War (The Four Horsemen, #2)(98)
“This was bold of you.”
I jolt at that deep, gravelly voice.
“Bold and reckless.”
My head whips to the side, and there’s War, sitting astride someone else’s horse, staring out at the houses with their fleeing residents. He doesn’t look angry, but the sight of his calm, pitiless face chills me to the bone.
“W-what are you doing here?” I say.
“I spared your friend’s boy in Arish, and I spared the survivors in Port Said, all for your soft heart,” he says conversationally. “I was even willing to find your family for you.”
My hands begin to tremble. I know better than to trust his level voice.
He turns his pitiless gaze on me. “And this is how you repay me?”
Being with War has lulled me into a false sense of reality, one where he treats me with benevolence and overlooks my actions.
The back of my neck pricks. I think I misread him.
I force myself to lift my chin. We’re beyond apologies or explanations. I’m not sorry for what I did, and nothing on this earth will pry that lie from my lips.
He scrutinizes my face. What he sees there causes the corner of his mouth to curve up.
The chill inside me expands, reaching my arms, then my legs.
“I knew you were going to be trouble,” he says. “But now, you must see me for who I really am.”
He raises a hand—
“No.”
God, no. Anything but that.
War ignores me, stretching his arm out, as if to grasp the dark horizon.
All around us, people are moving into the streets. I want to say I don’t see the old and the young and everything in between, but they’re all amongst the heaving mass leaving their houses. Some of them glance our way, but no one seems to have any idea that a demon is among them.
“Please, War,” I beg, reaching for his hand, “You don’t have to sabotage this,” I say.
“I’m not sabotaging anything. You defied my will, and now they will suffer for it.”
“Please,” I say again. A horrified tear slips down my cheek.
I have held this man naked against me. He has saved me from the brink of death and brought out feelings in me no one else has.
He is capable of kindness, of goodness. I’ve seen it more than once.
“Please.” My voice breaks. “This isn’t you.”
Isn’t it though? Isn’t this exactly who and what he is?
War ignores me, and beneath us, the earth begins to shudder. The horse he sits on starts to nervously sidestep.
“No,” I say again, this time more hopeless.
I hop off Deimos and take several staggering steps as the earth rolls beneath my feet. Around me, I hear people shout as they grab one another.
I glance over my shoulder at War, but his eyes have gone unfocused. He’s not here, but elsewhere. And he looks nothing like the man I’ve come to care for.
The earth rips around me, and bone-white bodies pull themselves from the ground. People scream as soon as they catch sight of the dead rising. There aren’t that many dead in this area of town, but in the distance, I hear rising screams. There must by a nearby cemetery or a mass grave of some sort.
And now the chilling realization sets in: Mansoura was probably hit by war fairly recently, judging from the look of the city. And in war, there are lots of casualties … casualties whose bodies may have been buried within the city.
The dead around me descend on the living with unnatural agility.
I turn back to War. “Stop!”
Nothing.
I stalk towards him.
His horse is already halfway spooked. I debate scaring the steed into a frenzy before I decide instead to force myself up and onto the horse.
I am mad, I think, especially when War’s mount lifts its front legs halfway up in warning. But I claw myself far enough onto the saddle to grab onto War’s armor, and then I begin to drag the two of us back down to earth.
The action is enough to fully frighten the horse. The horseman’s mount rears back, throwing me and War off its back. A split second later, the horse takes off into the melee.
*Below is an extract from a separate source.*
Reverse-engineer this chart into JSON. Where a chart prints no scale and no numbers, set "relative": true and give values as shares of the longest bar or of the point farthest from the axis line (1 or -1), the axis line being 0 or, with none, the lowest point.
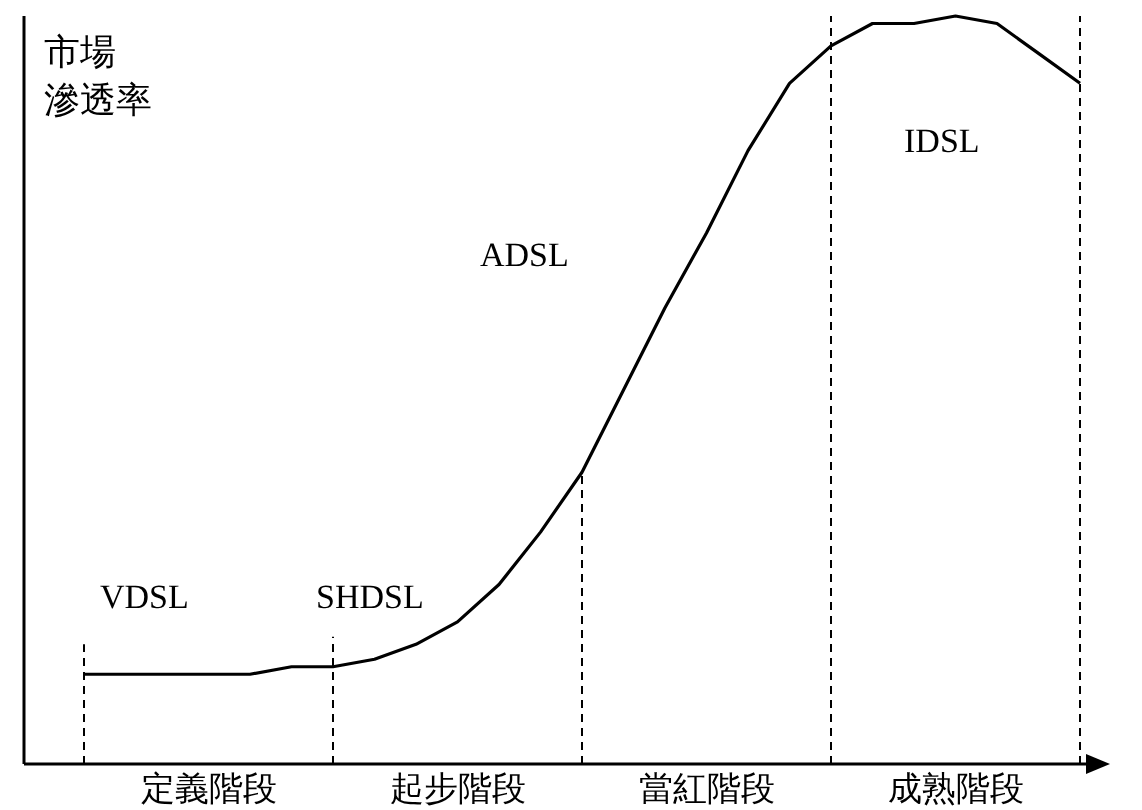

War lays beneath me. His arm is no longer outstretched, his eyes no longer glassy. Yet still the undead don’t fall back to the earth. Whatever powers he drew on, they won’t be stopped by distraction alone.
I lean over him, and I cup the side of his face. “Please, War. Please find your compassion. Please stop.”
“I will not stop, wife. I will never stop. It is you who must surrender to my ways.”
That damn word.
I push myself away from him, suddenly repulsed at the thought of touching him. Of caring for him. He is a blight and a terror to my world.
Around me the town is descending into full blown chaos. The dead kill the living, and every person cut down only lays still for a moment or two. Then they rise again as the vengeful dead. They turn on the living, attacking the very people they sought to protect only seconds before.
Dead husbands kill their wives, dead parents kill their children, dead neighbors kill their friends. A lifetime of relationships—deep, meaningful relationships—are weaponized in an instant.
I barely register the tears tracking down my face. How did we deserve this? What could we have possibly done to deserve this?
The dead ignore me and War completely. It’s almost surreal, and for an instant, I remember what it was like to watch television. To be like a fly on the wall as some great scene unfolded around you. You watched it, like a specter, but you were never touched by it.